There are a variety of factors that govern how drivers choose which car to purchase. Some might look at reliability, safety, or costs. Whatever factor you look at, it is safe to say that a vehicle’s fuel efficiency is important to a lot of drivers. Considering how high fuel prices can get, a car’s fuel economy can either be a lifesaver or a burden.
But as the Detroit Free Press reports, if you to own a 2018 or 2019 Ford F-150, you could be spending an additional $2,000 just for fuel. This, according to a lawsuit filed against Ford that claims the company falsified results of fuel economy tests.
The billion-dollar lawsuit
Hagens Berman, a law firm based in Seattle, recently filed the suit. The firm is seeking to have it certified as a class action suit and is asking for $1.2 billion in damages.
The claim affects not only 2018 and 2019 Ford F-150 users, but also those driving the 2019 Ford Ranger. Since testing is still ongoing, the attorneys expect to add to the list of affected model and model-year cars as they receive results.
According to Hagens Berman’s managing partner Steve Berman, the economy promises made by Ford are allegedly nothing but smoke and mirrors. He says that after conducting their independent research, his firm discovered that Ford’s misled buyers. According to Berman, customers are paying more for the pickup trucks because of lower fuel economy, with owners of the F-150 trucks paying over $2,000 for fuel throughout the car’s lifetime.
Despite the suit having already been filed at the U.S District court, T. R. Reid, Ford spokesman, said that the automaker has yet to be served. He did comment on inquiries from the media, stating that the filed case appears to be similar to other filings the same law firm previously filed, finally adding that the media should not confuse claim with merit.
While driving at a constant speed over a level smooth surface, the force imparted on the car from elements like driveline losses, aerodynamic drag, and tire rolling resistance is what the EPA refers to as road-load.
On the 21st of February this year, Ford said that its employees had raised concerns regarding how the company calculated road-loads. These road-loads are used to provide the EPA with a vehicle’s mpg ranges. Ford says that during that period, it launched an internal investigation into whether the gas mileage and pollutant emissions of their cars, pickups, and SUVs are worse than the values indicated on their labels.
In April of 2019, the Department of Justice began investigating the testing processes Ford used for its 2019 Ranger. The investigations were directed towards the company’s road-load estimates. This also included the coastdown and analytical procedures that are used to identify EPA’s figures of fuel efficiency.
The suit claims that after tests conducted using EPA-mandated procedures for coastdown, the plaintiffs found that the F-150’s fuel economy was overstated by 10% for the city’s mileage and 15% for highway.
The lawsuit alleges that Ford used incorrect drag and resistance numbers to improve the car’s EPA ratings.
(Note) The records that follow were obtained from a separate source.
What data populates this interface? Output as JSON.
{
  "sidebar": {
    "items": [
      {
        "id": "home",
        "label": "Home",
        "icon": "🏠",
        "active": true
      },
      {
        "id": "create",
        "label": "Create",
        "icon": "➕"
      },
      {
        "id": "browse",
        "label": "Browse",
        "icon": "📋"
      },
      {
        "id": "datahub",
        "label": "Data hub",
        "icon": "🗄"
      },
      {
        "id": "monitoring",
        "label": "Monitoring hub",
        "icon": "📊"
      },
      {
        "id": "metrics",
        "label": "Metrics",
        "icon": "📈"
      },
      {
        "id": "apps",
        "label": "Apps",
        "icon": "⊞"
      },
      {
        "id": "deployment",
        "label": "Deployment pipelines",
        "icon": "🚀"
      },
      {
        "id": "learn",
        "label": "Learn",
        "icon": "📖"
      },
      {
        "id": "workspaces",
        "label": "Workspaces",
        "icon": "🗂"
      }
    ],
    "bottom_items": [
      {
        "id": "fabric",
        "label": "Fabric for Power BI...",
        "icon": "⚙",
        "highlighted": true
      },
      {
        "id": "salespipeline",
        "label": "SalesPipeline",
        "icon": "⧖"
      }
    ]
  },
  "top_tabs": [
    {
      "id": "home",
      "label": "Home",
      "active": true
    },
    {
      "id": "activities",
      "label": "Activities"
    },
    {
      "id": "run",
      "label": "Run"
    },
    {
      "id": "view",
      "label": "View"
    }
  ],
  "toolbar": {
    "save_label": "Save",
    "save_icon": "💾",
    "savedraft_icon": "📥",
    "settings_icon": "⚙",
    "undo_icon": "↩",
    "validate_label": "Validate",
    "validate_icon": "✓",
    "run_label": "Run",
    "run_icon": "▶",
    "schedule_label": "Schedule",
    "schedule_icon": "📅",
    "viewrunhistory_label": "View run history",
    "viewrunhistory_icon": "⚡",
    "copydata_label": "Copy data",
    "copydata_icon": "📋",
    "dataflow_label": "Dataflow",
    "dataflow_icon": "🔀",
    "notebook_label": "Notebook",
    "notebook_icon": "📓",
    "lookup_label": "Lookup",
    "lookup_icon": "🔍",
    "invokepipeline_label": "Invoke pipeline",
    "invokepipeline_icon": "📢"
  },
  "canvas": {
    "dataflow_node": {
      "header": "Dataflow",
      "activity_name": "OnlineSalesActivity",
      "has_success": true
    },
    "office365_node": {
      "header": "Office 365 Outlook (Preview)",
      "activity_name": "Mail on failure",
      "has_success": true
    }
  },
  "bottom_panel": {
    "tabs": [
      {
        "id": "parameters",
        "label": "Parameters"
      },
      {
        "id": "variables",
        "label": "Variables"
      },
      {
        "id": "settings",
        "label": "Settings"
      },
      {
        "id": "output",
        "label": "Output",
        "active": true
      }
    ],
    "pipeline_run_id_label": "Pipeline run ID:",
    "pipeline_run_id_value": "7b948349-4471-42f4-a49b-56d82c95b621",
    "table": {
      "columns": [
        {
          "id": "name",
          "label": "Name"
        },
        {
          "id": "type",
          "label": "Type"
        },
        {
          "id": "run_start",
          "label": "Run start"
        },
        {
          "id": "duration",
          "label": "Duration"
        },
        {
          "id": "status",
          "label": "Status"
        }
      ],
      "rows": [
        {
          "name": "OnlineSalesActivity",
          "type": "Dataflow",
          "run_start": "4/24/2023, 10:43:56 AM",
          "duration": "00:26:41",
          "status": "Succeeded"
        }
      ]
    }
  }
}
However, Edmunds, an auto expert firm, did not make any comment regarding the validity of the suit’s research.
The suit further calculates that assuming a truck’s lifetime is 150,000 miles, based on their tests and an average national fuel price of $2.79, driving in the city would reportedly consume an additional 821 gallons that would add extra fuel costs amounting to $2,290. On the other hand, additional fuel consumed on the highway would allegedly be 968 gallons, which amounts to $2,700.
In addition to the recovery of damages caused by the alleged incorrect fuel economy, the suit is also seeking to get an injunction that would stop the company from designing, manufacturing, marketing, selling, and leasing the trucks.